Much of James’ internship consisted of data entry and organizational office work. She also helped with research and recruitment and met with her boss once a week to discuss Developmental Psychology and ran a cardiac study.
“It was so, so cool to see my classes at Bates come alive in Montana,” James said. “I’ve read so many articles on psych studies and research projects, but I was actually doing that this summer– I wasn’t reading about EEG data and cortisol levels, but actually collecting them.”
Regarding the Purposeful Work reflections, “[They] were really helpful for me because it made me actively think about what I was taking away from my internship. It was also great to see what other PW Interns were taking away from their internships, and see if anyone else was sharing similar struggles and successes as me,” James said.
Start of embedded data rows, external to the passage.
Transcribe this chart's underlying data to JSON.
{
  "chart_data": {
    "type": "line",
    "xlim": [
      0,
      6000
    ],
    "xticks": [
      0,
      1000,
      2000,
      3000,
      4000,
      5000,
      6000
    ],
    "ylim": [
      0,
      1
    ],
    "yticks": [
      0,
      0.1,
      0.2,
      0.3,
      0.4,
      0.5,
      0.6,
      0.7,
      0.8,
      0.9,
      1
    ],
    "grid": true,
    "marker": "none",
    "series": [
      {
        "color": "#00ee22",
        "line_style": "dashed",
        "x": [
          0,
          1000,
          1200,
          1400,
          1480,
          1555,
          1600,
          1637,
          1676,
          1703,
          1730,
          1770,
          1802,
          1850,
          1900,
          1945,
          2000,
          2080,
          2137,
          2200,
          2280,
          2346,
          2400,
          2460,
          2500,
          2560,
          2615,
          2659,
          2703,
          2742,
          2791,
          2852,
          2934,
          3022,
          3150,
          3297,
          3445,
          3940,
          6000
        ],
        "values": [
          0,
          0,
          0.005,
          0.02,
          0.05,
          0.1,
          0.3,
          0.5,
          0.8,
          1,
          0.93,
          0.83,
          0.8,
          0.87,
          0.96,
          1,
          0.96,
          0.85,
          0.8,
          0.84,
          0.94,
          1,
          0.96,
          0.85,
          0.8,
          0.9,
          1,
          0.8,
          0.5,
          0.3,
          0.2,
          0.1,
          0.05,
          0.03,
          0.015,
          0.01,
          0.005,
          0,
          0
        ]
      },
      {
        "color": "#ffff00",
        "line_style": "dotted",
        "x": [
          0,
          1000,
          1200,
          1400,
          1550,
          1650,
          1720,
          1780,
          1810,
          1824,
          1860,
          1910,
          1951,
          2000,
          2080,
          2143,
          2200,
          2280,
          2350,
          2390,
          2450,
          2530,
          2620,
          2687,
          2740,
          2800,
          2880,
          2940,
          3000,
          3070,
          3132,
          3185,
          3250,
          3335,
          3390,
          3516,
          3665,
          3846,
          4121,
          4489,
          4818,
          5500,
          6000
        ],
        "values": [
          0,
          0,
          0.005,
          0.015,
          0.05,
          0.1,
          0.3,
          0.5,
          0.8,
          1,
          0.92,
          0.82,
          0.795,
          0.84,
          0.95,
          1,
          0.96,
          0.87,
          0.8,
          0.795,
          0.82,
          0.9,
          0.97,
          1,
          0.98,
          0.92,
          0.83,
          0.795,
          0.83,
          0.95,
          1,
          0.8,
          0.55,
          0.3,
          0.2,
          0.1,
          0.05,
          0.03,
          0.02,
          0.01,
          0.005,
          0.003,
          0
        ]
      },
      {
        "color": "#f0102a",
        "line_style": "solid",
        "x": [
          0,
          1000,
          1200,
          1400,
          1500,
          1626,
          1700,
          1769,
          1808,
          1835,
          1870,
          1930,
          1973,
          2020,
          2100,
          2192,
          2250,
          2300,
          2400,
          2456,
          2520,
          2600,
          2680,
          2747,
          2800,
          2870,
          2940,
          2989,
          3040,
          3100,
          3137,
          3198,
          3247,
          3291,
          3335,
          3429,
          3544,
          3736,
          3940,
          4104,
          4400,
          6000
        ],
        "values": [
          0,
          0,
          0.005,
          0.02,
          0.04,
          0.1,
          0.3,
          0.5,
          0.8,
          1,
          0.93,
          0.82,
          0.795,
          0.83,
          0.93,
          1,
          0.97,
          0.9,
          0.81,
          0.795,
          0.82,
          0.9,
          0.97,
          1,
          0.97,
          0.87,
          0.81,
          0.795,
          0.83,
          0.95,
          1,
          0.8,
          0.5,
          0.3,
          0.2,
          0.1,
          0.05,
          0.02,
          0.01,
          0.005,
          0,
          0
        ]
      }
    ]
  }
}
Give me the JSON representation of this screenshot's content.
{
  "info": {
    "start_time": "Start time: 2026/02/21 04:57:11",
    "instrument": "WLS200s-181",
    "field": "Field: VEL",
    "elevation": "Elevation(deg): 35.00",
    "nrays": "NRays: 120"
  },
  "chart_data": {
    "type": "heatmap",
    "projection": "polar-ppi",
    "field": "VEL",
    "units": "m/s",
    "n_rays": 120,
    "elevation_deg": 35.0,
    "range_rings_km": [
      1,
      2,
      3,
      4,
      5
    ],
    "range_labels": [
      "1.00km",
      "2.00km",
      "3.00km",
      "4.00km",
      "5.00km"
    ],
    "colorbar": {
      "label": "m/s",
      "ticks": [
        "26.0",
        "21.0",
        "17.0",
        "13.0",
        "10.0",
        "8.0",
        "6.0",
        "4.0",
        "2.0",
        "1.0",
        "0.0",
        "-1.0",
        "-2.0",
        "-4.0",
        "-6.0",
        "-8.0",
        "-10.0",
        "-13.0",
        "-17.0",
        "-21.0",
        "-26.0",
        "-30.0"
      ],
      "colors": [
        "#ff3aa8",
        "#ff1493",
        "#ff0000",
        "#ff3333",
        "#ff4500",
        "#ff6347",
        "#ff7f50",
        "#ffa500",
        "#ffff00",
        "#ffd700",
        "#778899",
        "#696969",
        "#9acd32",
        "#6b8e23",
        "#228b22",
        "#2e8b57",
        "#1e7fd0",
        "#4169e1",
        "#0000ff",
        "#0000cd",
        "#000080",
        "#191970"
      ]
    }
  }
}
Evan Molinari interned at the U.S. House of Representatives in Washington D.C. with Maine Congresswoman Chellie Pingree for two months. He came across the internship on the BCDC website.
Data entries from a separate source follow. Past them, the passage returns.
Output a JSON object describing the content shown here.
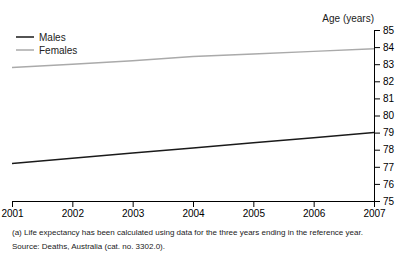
{
  "chart_data": {
    "type": "line",
    "x": [
      2001,
      2002,
      2003,
      2004,
      2005,
      2006,
      2007
    ],
    "series": [
      {
        "name": "Males",
        "color": "#1a1a1a",
        "values": [
          77.2,
          77.5,
          77.8,
          78.1,
          78.4,
          78.7,
          79.0
        ]
      },
      {
        "name": "Females",
        "color": "#aaaaaa",
        "values": [
          82.8,
          83.0,
          83.2,
          83.45,
          83.6,
          83.75,
          83.9
        ]
      }
    ],
    "xlim": [
      2001,
      2007
    ],
    "xticks": [
      2001,
      2002,
      2003,
      2004,
      2005,
      2006,
      2007
    ],
    "ylim": [
      75,
      85
    ],
    "yticks": [
      75,
      76,
      77,
      78,
      79,
      80,
      81,
      82,
      83,
      84,
      85
    ],
    "ylabel": "Age (years)",
    "annotations": [
      "(a) Life expectancy has been calculated using data for the three years ending in the reference year.",
      "Source: Deaths, Australia (cat. no. 3302.0)."
    ],
    "legend": "upper left",
    "grid": false
  }
}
“I had always been interested in politics and government, and I wanted to learn more about Maine– and this gave me the opportunity to do both,” Molinari said.
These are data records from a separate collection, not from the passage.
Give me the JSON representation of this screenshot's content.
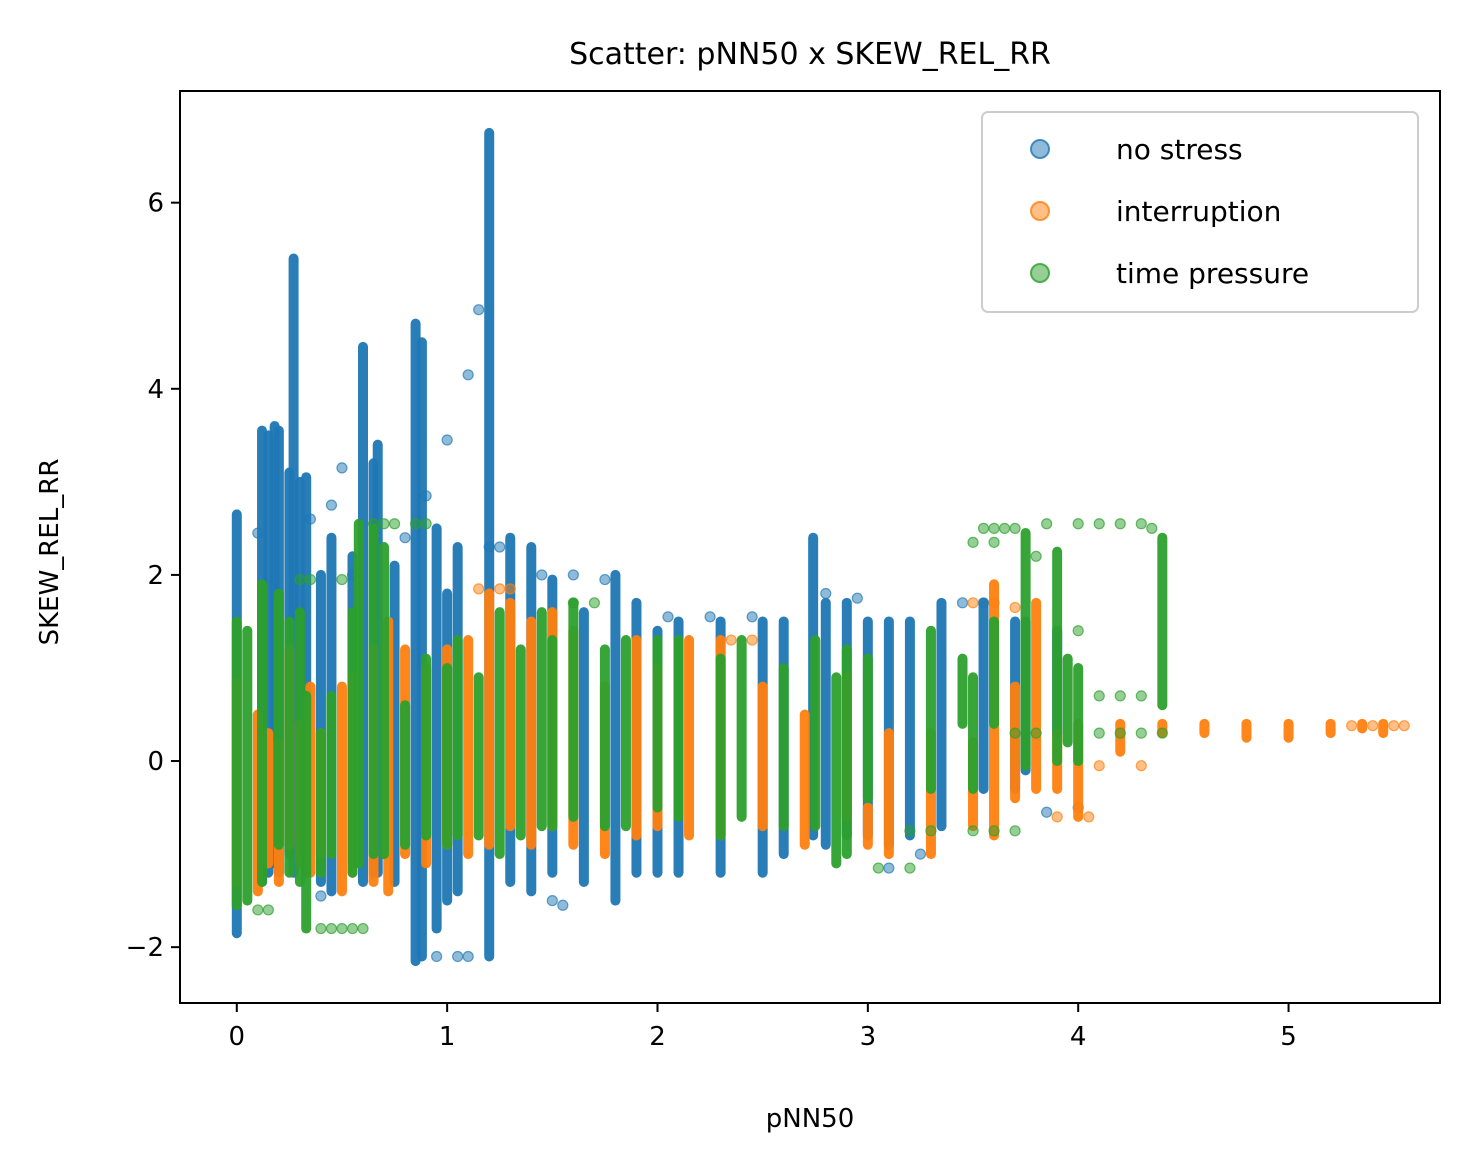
{
  "chart_data": {
    "type": "scatter",
    "title": "Scatter: pNN50 x SKEW_REL_RR",
    "xlabel": "pNN50",
    "ylabel": "SKEW_REL_RR",
    "xlim": [
      -0.27,
      5.72
    ],
    "ylim": [
      -2.6,
      7.2
    ],
    "xticks": [
      0,
      1,
      2,
      3,
      4,
      5
    ],
    "xtick_labels": [
      "0",
      "1",
      "2",
      "3",
      "4",
      "5"
    ],
    "yticks": [
      -2,
      0,
      2,
      4,
      6
    ],
    "ytick_labels": [
      "−2",
      "0",
      "2",
      "4",
      "6"
    ],
    "grid": false,
    "legend_position": "top-right",
    "legend": [
      "no stress",
      "interruption",
      "time pressure"
    ],
    "series": [
      {
        "name": "no stress",
        "color": "#1f77b4",
        "strips": [
          [
            0.0,
            -1.85,
            2.65
          ],
          [
            0.12,
            -1.3,
            3.55
          ],
          [
            0.15,
            -1.2,
            3.5
          ],
          [
            0.18,
            -1.1,
            3.6
          ],
          [
            0.2,
            -1.2,
            3.55
          ],
          [
            0.25,
            -1.0,
            3.1
          ],
          [
            0.27,
            -1.2,
            5.4
          ],
          [
            0.3,
            -1.0,
            3.0
          ],
          [
            0.33,
            -1.2,
            3.05
          ],
          [
            0.4,
            -1.3,
            2.0
          ],
          [
            0.45,
            -1.4,
            2.4
          ],
          [
            0.55,
            -1.1,
            2.2
          ],
          [
            0.6,
            -1.3,
            4.45
          ],
          [
            0.65,
            -1.2,
            3.2
          ],
          [
            0.67,
            -1.2,
            3.4
          ],
          [
            0.75,
            -1.3,
            2.1
          ],
          [
            0.85,
            -2.15,
            4.7
          ],
          [
            0.88,
            -2.1,
            4.5
          ],
          [
            0.95,
            -1.8,
            2.5
          ],
          [
            1.0,
            -1.5,
            1.8
          ],
          [
            1.05,
            -1.4,
            2.3
          ],
          [
            1.2,
            -2.1,
            6.75
          ],
          [
            1.3,
            -1.3,
            2.4
          ],
          [
            1.4,
            -1.4,
            2.3
          ],
          [
            1.5,
            -1.2,
            1.95
          ],
          [
            1.65,
            -1.3,
            1.6
          ],
          [
            1.8,
            -1.5,
            2.0
          ],
          [
            1.9,
            -1.2,
            1.7
          ],
          [
            2.0,
            -1.2,
            1.4
          ],
          [
            2.1,
            -1.2,
            1.5
          ],
          [
            2.3,
            -1.2,
            1.5
          ],
          [
            2.5,
            -1.2,
            1.5
          ],
          [
            2.6,
            -1.0,
            1.5
          ],
          [
            2.74,
            -0.8,
            2.4
          ],
          [
            2.8,
            -0.9,
            1.7
          ],
          [
            2.9,
            -0.8,
            1.7
          ],
          [
            3.0,
            -0.8,
            1.5
          ],
          [
            3.1,
            -0.9,
            1.5
          ],
          [
            3.2,
            -0.8,
            1.5
          ],
          [
            3.35,
            -0.7,
            1.7
          ],
          [
            3.55,
            -0.3,
            1.7
          ],
          [
            3.7,
            -0.3,
            1.5
          ],
          [
            3.75,
            -0.1,
            1.5
          ],
          [
            3.9,
            0.3,
            1.4
          ]
        ],
        "scatter": [
          [
            1.1,
            4.15
          ],
          [
            1.15,
            4.85
          ],
          [
            1.0,
            3.45
          ],
          [
            0.9,
            2.85
          ],
          [
            0.5,
            3.15
          ],
          [
            0.45,
            2.75
          ],
          [
            0.55,
            2.0
          ],
          [
            0.95,
            -2.1
          ],
          [
            1.05,
            -2.1
          ],
          [
            1.1,
            -2.1
          ],
          [
            1.45,
            2.0
          ],
          [
            1.6,
            2.0
          ],
          [
            1.75,
            1.95
          ],
          [
            2.8,
            1.8
          ],
          [
            2.95,
            1.75
          ],
          [
            3.45,
            1.7
          ],
          [
            3.55,
            1.7
          ],
          [
            3.85,
            -0.55
          ],
          [
            4.0,
            -0.5
          ],
          [
            2.05,
            1.55
          ],
          [
            2.25,
            1.55
          ],
          [
            2.45,
            1.55
          ],
          [
            1.5,
            -1.5
          ],
          [
            1.55,
            -1.55
          ],
          [
            3.1,
            -1.15
          ],
          [
            3.25,
            -1.0
          ],
          [
            0.1,
            2.45
          ],
          [
            0.35,
            2.6
          ],
          [
            0.4,
            -1.45
          ],
          [
            1.2,
            2.3
          ],
          [
            1.25,
            2.3
          ],
          [
            0.8,
            2.4
          ]
        ]
      },
      {
        "name": "interruption",
        "color": "#ff7f0e",
        "strips": [
          [
            0.0,
            -1.3,
            0.85
          ],
          [
            0.1,
            -1.4,
            0.5
          ],
          [
            0.15,
            -1.1,
            0.3
          ],
          [
            0.2,
            -1.3,
            0.2
          ],
          [
            0.25,
            -0.9,
            1.2
          ],
          [
            0.3,
            -1.1,
            0.4
          ],
          [
            0.35,
            -1.2,
            0.8
          ],
          [
            0.4,
            -1.0,
            0.3
          ],
          [
            0.5,
            -1.4,
            0.8
          ],
          [
            0.55,
            -1.2,
            0.9
          ],
          [
            0.65,
            -1.3,
            1.2
          ],
          [
            0.72,
            -1.4,
            1.5
          ],
          [
            0.8,
            -1.0,
            1.2
          ],
          [
            0.9,
            -1.1,
            1.0
          ],
          [
            1.0,
            -0.9,
            1.2
          ],
          [
            1.1,
            -1.0,
            1.3
          ],
          [
            1.2,
            -0.9,
            1.8
          ],
          [
            1.3,
            -0.7,
            1.7
          ],
          [
            1.4,
            -0.9,
            1.5
          ],
          [
            1.5,
            -0.7,
            1.6
          ],
          [
            1.6,
            -0.9,
            1.4
          ],
          [
            1.75,
            -1.0,
            0.8
          ],
          [
            1.9,
            -0.8,
            1.3
          ],
          [
            2.0,
            -0.7,
            1.0
          ],
          [
            2.15,
            -0.8,
            1.3
          ],
          [
            2.3,
            -0.8,
            1.3
          ],
          [
            2.5,
            -0.7,
            0.8
          ],
          [
            2.7,
            -0.9,
            0.5
          ],
          [
            2.9,
            -0.6,
            0.9
          ],
          [
            3.0,
            -0.9,
            -0.5
          ],
          [
            3.1,
            -1.0,
            0.3
          ],
          [
            3.3,
            -1.0,
            0.3
          ],
          [
            3.5,
            -0.7,
            0.2
          ],
          [
            3.6,
            -0.8,
            1.9
          ],
          [
            3.7,
            -0.4,
            0.8
          ],
          [
            3.8,
            -0.3,
            1.7
          ],
          [
            3.9,
            -0.3,
            0.3
          ],
          [
            4.0,
            -0.6,
            0.4
          ],
          [
            4.2,
            0.1,
            0.4
          ],
          [
            4.4,
            0.3,
            0.4
          ],
          [
            4.6,
            0.3,
            0.4
          ],
          [
            4.8,
            0.25,
            0.4
          ],
          [
            5.0,
            0.25,
            0.4
          ],
          [
            5.2,
            0.3,
            0.4
          ],
          [
            5.35,
            0.35,
            0.4
          ],
          [
            5.45,
            0.3,
            0.4
          ]
        ],
        "scatter": [
          [
            3.5,
            1.7
          ],
          [
            3.6,
            1.7
          ],
          [
            3.7,
            1.65
          ],
          [
            3.9,
            -0.6
          ],
          [
            4.05,
            -0.6
          ],
          [
            5.3,
            0.38
          ],
          [
            5.4,
            0.38
          ],
          [
            5.5,
            0.38
          ],
          [
            5.55,
            0.38
          ],
          [
            1.15,
            1.85
          ],
          [
            1.25,
            1.85
          ],
          [
            1.3,
            1.85
          ],
          [
            2.35,
            1.3
          ],
          [
            2.45,
            1.3
          ],
          [
            4.1,
            -0.05
          ],
          [
            4.3,
            -0.05
          ]
        ]
      },
      {
        "name": "time pressure",
        "color": "#2ca02c",
        "strips": [
          [
            0.0,
            -1.55,
            1.5
          ],
          [
            0.05,
            -1.5,
            1.4
          ],
          [
            0.12,
            -1.3,
            1.9
          ],
          [
            0.2,
            -0.9,
            1.8
          ],
          [
            0.25,
            -1.2,
            1.5
          ],
          [
            0.3,
            -1.3,
            1.6
          ],
          [
            0.33,
            -1.8,
            0.7
          ],
          [
            0.4,
            -1.2,
            0.3
          ],
          [
            0.45,
            -1.0,
            0.7
          ],
          [
            0.55,
            -1.2,
            1.6
          ],
          [
            0.58,
            -1.1,
            2.55
          ],
          [
            0.65,
            -1.0,
            2.5
          ],
          [
            0.7,
            -1.0,
            2.3
          ],
          [
            0.8,
            -0.9,
            0.6
          ],
          [
            0.9,
            -0.8,
            1.1
          ],
          [
            1.0,
            -0.9,
            1.0
          ],
          [
            1.05,
            -0.8,
            1.3
          ],
          [
            1.15,
            -0.8,
            0.9
          ],
          [
            1.25,
            -1.0,
            1.6
          ],
          [
            1.35,
            -0.8,
            1.2
          ],
          [
            1.45,
            -0.7,
            1.6
          ],
          [
            1.5,
            -0.7,
            1.3
          ],
          [
            1.6,
            -0.6,
            1.7
          ],
          [
            1.75,
            -0.7,
            1.2
          ],
          [
            1.85,
            -0.7,
            1.3
          ],
          [
            2.0,
            -0.5,
            1.3
          ],
          [
            2.1,
            -0.6,
            1.3
          ],
          [
            2.3,
            -0.8,
            1.1
          ],
          [
            2.4,
            -0.6,
            1.3
          ],
          [
            2.6,
            -0.7,
            1.0
          ],
          [
            2.75,
            -0.7,
            1.3
          ],
          [
            2.85,
            -1.1,
            0.9
          ],
          [
            2.9,
            -1.0,
            1.2
          ],
          [
            3.0,
            -0.4,
            1.1
          ],
          [
            3.3,
            -0.3,
            1.4
          ],
          [
            3.45,
            0.4,
            1.1
          ],
          [
            3.5,
            -0.3,
            0.9
          ],
          [
            3.6,
            0.4,
            1.5
          ],
          [
            3.75,
            -0.05,
            2.45
          ],
          [
            3.9,
            0.0,
            2.25
          ],
          [
            3.95,
            0.2,
            1.1
          ],
          [
            4.0,
            0.0,
            1.0
          ],
          [
            4.4,
            0.6,
            2.4
          ]
        ],
        "scatter": [
          [
            0.4,
            -1.8
          ],
          [
            0.45,
            -1.8
          ],
          [
            0.5,
            -1.8
          ],
          [
            0.55,
            -1.8
          ],
          [
            0.6,
            -1.8
          ],
          [
            0.65,
            2.55
          ],
          [
            0.7,
            2.55
          ],
          [
            0.75,
            2.55
          ],
          [
            0.85,
            2.55
          ],
          [
            0.9,
            2.55
          ],
          [
            3.55,
            2.5
          ],
          [
            3.6,
            2.5
          ],
          [
            3.65,
            2.5
          ],
          [
            3.7,
            2.5
          ],
          [
            4.0,
            2.55
          ],
          [
            4.1,
            2.55
          ],
          [
            4.2,
            2.55
          ],
          [
            4.3,
            2.55
          ],
          [
            4.35,
            2.5
          ],
          [
            3.85,
            2.55
          ],
          [
            3.8,
            2.2
          ],
          [
            3.5,
            2.35
          ],
          [
            3.6,
            2.35
          ],
          [
            4.0,
            1.4
          ],
          [
            4.1,
            0.7
          ],
          [
            4.2,
            0.7
          ],
          [
            4.3,
            0.7
          ],
          [
            3.5,
            -0.75
          ],
          [
            3.6,
            -0.75
          ],
          [
            3.7,
            -0.75
          ],
          [
            3.3,
            -0.75
          ],
          [
            3.2,
            -0.75
          ],
          [
            0.1,
            -1.6
          ],
          [
            0.15,
            -1.6
          ],
          [
            0.3,
            1.95
          ],
          [
            0.35,
            1.95
          ],
          [
            0.5,
            1.95
          ],
          [
            1.6,
            1.7
          ],
          [
            1.7,
            1.7
          ],
          [
            3.2,
            -1.15
          ],
          [
            3.05,
            -1.15
          ],
          [
            3.7,
            0.3
          ],
          [
            3.8,
            0.3
          ],
          [
            4.1,
            0.3
          ],
          [
            4.2,
            0.3
          ],
          [
            4.3,
            0.3
          ],
          [
            4.4,
            0.3
          ]
        ]
      }
    ]
  }
}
Molinari’s responsibilities included answering phones, delivering mail, sorting faxes and correspondence, drafting letters to constituents, giving tours of the capitol building, attending meetings and hearings with/for legislative staff, writing bill recommendations, delivering hard copies of bills to the Rules Committee, and a number of other jobs.
“I gained a new respect for Government and the legislative respect, and lost the little respect I had for two-party politics,” Molinari said.
Tara Das interned with Safe Voices Shelter and Community Education Department in Lewiston for 10 weeks. Das interpreted and translated domestic violence awareness materials and information sessions for French-speaking New Americans, collaborated with other community educators on elements of domestic violence curriculum, assisted with client intake and shelter operations and shadowed the court advocate at the Lewiston District Court.
Prior to her internship, Das worked on an independent research project that looked at domestic violence and refugee issues in the Bates Politics/WGS class “Gender and the State,” which made her interested in nonprofit work toward women’s issues and refugees in Maine.
“I’ve also always been interested in non-profit/advocacy work and wanted to spend my summer before senior year getting to know Maine a little more, so Safe Voices was the perfect fit for all these criteria,” Das said.
Nonetheless, the experience had its challenges: “The most challenging part was interpreting and translating, as it not only involved translating language, but also translating culture. The discourse of domestic violence awareness education is not always accessible for New American communities, so I had to learn how to negotiate the paradox of objectively translating the material but also subjectively attempting to make it relative to the audience,” Das said. Working with Safe Voices helped Das open the door to grassroots advocacy and nonprofit work; a field she may pursue in the future.
The overall feedback for Purposeful Work has been positive. Christina Patrick, who works with the Purposeful Work initiative and the Bates Career Development Center to design, launch, and manage the Purposeful Work Internship Program, reflects on the programs intentions. Purposeful Work is designed “to foster a habit of ongoing reflection in an easy, efficient format. We want to support students to think about their interests, their skills, and their professional relationships in the moment so that students can act on these reflections—informing decisions they make about projects they seek out as interns, classes and research opportunities they want to explore in the coming academic year, career exploration steps they may want to take in the years ahead.”